Why it matters - If you use a package like
FTP to download a web-based "Text" (i.e. ASCII) file (where Unix is the
assumed operating system) to an MS-DOS based system, the FTP process will
automatically scan the file and replace each "line feed" character
with a "carriage return"-"line feed" pair. If the file originated from
an MS-DOS based system (and was uploaded to the web), then it already has
a "carriage return" for each line. As a result, the downloaded file would now
have two "carriage return" codes and a "line feed" code; for many editors
this will cause the file to appear to be double spaced. (One way around
this is to transfer your files as "Binary" instead of "Text" so FTP does
not attempt any character expansion).
Example of ASCII File Decoding
Basic Character Encoding : EBCDIC
EBCDIC material does not need to be memorized
You may need to decode/encode EBCDIC in an assignment
Character encoded data on IBM mainframe computers is normally based on a
scheme called EBCDIC.
The EBCDIC character encoding preceded the ASCII encoding.
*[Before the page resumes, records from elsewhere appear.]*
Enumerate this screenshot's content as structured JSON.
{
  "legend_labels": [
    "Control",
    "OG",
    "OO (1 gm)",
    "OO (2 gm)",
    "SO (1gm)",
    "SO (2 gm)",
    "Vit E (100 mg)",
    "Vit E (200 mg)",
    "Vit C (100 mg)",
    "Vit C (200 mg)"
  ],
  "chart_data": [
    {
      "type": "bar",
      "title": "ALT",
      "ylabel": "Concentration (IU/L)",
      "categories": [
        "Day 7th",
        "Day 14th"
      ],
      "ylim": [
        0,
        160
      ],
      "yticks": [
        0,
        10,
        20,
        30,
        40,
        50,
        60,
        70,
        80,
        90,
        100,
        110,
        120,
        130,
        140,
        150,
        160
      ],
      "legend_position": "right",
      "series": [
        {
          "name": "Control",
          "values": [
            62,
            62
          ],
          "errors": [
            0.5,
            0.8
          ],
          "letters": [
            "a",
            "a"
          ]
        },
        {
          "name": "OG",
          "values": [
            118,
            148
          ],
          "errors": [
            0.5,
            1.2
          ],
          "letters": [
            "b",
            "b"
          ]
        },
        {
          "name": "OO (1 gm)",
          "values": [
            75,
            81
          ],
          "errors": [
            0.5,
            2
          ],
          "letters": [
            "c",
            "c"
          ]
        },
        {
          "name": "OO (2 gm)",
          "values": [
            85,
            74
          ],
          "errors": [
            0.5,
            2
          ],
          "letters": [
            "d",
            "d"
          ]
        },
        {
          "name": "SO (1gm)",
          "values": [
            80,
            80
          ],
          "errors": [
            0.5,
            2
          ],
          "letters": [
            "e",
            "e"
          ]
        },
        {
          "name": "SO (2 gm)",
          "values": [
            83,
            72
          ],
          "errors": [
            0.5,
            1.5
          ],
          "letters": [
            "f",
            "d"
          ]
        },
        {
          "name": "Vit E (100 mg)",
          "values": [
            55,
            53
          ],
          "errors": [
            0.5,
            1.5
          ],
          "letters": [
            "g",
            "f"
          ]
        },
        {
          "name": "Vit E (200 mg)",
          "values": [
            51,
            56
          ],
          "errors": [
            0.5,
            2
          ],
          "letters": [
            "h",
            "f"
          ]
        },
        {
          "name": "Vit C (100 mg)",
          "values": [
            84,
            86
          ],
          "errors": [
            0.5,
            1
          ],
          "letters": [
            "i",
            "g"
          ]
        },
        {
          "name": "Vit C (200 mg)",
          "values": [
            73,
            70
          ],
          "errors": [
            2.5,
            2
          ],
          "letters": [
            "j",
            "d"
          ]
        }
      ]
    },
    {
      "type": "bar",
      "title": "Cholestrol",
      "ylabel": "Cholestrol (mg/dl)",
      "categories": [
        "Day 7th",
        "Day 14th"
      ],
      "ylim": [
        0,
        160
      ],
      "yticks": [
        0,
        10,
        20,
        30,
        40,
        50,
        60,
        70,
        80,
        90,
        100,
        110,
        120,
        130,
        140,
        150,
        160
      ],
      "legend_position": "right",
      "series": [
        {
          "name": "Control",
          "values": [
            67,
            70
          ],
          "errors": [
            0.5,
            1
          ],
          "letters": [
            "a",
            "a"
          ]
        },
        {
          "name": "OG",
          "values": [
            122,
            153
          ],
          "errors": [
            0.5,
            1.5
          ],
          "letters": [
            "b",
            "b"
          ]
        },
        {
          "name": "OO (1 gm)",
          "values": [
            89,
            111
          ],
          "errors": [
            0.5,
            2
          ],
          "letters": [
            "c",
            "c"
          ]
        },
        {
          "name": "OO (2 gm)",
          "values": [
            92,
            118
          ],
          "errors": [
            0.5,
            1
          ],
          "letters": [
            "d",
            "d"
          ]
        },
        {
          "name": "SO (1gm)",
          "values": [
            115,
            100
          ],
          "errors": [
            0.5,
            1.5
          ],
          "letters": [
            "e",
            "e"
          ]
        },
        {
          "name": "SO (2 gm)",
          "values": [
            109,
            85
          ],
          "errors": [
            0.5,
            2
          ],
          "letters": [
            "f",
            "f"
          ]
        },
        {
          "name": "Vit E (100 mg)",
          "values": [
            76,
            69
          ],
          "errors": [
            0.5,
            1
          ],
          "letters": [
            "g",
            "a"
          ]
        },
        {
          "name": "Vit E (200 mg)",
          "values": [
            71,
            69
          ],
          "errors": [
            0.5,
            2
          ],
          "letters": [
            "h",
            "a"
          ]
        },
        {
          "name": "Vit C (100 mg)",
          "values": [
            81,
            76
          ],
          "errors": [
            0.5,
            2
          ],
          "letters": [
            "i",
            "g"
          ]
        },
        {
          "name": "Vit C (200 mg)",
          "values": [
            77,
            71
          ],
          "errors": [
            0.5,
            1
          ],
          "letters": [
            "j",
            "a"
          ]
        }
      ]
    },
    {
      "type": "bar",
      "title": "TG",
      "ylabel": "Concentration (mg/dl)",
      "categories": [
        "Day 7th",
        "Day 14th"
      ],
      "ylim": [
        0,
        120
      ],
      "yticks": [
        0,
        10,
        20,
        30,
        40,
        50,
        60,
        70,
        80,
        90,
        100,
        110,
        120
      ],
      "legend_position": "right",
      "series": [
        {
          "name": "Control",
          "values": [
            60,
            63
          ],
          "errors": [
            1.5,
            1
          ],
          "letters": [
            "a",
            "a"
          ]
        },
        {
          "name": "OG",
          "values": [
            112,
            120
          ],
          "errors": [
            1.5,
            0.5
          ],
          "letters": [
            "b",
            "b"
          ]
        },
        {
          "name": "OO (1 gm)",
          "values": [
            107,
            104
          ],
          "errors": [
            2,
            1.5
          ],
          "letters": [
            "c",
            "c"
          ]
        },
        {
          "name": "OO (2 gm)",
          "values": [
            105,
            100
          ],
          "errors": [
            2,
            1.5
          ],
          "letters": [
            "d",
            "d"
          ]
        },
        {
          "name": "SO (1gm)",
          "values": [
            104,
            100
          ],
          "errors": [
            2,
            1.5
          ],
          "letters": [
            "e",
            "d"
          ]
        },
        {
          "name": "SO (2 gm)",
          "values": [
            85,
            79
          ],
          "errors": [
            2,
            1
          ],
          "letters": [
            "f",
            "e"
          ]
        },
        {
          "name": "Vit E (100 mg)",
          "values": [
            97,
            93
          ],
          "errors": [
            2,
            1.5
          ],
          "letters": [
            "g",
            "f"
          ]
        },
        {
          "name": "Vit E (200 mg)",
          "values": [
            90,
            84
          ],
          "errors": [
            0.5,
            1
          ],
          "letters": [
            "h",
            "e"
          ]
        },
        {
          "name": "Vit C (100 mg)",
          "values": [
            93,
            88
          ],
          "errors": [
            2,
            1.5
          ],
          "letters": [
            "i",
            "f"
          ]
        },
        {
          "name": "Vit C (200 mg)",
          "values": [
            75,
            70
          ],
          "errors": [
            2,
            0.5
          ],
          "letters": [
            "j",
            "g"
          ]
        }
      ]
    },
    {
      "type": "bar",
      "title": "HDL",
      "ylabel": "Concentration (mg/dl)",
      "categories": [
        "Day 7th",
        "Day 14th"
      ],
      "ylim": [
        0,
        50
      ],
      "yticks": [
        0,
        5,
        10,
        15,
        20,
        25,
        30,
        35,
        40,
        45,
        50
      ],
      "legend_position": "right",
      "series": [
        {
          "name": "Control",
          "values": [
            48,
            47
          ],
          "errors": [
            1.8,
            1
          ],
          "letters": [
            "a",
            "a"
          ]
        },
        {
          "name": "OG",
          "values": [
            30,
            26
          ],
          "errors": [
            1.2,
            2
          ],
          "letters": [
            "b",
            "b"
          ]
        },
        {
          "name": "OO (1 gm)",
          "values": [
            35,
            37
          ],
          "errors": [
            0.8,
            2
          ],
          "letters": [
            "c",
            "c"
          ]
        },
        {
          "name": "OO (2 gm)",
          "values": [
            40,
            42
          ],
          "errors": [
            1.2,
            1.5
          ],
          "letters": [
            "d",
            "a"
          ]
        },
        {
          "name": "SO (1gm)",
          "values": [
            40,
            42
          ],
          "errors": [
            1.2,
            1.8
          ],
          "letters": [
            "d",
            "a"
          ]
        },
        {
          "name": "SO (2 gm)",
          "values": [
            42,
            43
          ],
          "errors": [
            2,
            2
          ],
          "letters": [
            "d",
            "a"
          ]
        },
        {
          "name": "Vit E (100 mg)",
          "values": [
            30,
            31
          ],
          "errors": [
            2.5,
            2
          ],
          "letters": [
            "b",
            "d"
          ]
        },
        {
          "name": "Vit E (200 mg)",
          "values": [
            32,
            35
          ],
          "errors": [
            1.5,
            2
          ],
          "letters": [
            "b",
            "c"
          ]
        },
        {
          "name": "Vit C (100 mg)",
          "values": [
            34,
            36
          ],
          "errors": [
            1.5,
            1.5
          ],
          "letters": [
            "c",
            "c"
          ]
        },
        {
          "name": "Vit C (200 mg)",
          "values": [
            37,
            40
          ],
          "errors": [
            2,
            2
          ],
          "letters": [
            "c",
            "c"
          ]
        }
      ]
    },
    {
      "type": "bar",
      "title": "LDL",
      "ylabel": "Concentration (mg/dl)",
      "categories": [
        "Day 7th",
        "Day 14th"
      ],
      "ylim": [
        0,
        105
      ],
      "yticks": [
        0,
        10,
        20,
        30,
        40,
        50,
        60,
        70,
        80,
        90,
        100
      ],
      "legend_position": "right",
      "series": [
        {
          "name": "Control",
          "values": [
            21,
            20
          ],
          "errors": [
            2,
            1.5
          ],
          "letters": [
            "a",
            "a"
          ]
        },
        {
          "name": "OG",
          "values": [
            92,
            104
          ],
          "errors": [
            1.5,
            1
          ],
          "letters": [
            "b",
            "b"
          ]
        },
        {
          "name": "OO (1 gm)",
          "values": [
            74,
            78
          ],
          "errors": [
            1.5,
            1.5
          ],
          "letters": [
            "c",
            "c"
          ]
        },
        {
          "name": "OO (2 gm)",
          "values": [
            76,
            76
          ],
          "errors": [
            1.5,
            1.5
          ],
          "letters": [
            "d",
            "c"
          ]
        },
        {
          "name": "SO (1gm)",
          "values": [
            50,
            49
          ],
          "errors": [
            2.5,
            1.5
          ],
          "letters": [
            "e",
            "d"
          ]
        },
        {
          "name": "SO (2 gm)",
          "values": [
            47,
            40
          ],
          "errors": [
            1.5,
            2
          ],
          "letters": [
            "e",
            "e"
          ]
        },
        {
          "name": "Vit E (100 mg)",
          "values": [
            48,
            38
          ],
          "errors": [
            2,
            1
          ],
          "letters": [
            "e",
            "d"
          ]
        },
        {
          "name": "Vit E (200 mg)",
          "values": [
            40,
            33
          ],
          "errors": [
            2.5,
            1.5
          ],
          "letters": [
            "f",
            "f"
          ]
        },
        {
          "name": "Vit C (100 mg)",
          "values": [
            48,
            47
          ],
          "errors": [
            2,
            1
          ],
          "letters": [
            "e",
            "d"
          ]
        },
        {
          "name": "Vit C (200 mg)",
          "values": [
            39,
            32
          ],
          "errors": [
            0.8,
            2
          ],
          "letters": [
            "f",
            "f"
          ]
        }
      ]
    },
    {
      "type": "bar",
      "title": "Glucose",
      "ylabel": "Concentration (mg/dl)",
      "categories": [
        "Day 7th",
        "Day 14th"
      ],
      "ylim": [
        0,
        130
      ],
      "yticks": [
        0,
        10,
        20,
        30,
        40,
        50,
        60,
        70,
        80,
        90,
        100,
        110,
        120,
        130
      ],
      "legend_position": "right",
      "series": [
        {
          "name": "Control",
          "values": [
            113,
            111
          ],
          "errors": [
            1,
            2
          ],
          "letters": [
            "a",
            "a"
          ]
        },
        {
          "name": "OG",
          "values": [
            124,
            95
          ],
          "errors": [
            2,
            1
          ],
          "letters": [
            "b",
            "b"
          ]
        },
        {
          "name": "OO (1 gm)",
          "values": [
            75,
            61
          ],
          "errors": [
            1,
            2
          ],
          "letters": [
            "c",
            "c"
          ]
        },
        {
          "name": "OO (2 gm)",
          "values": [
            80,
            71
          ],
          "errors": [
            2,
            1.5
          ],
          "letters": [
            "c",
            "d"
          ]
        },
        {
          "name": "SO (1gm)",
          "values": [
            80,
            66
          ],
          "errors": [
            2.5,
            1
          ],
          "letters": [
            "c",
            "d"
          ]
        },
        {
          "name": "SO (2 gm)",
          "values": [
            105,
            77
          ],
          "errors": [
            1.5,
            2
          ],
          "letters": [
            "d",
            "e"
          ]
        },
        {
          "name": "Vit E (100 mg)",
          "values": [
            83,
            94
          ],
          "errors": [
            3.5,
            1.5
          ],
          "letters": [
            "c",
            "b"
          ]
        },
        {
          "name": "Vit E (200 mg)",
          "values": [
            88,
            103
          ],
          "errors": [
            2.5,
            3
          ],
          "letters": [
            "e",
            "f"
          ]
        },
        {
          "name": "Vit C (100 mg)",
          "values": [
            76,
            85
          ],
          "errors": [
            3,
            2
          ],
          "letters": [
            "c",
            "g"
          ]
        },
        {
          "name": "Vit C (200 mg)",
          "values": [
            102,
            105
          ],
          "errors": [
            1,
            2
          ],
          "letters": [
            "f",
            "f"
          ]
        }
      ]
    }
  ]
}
EBCDIC was developed from a basis the involved the computer punched card and has
features that, to be properly understood, require a knowledge of that
historical medium.
EBDIC encoded files normally contain fixed-length records.
The Punched Card and Hollerith Codes
- Numeric Requirements: Digits and Signs
- Initially data processing was limited to numbers
- 10 digit symbols were required (0 to 9)
- 2 possible "signs" were required (+ or -)
- Punched Card Structure
- 80 columns wide
- each column could "hold" one of the numeric symbols required as a hole punched in the column, different distances from the top of the card for each symbol; there were 12 possible punch locations in each column resulting in 12 rows of possible punch locations across the entire card
- a punch in the top-most row of a column represented a plus sign (+)
- a punch in the second row from the top represented a minus sign (-)
- a punch in the third row from the top represented a zero (0) and so on from there until the bottom row was used to represent a nine (9)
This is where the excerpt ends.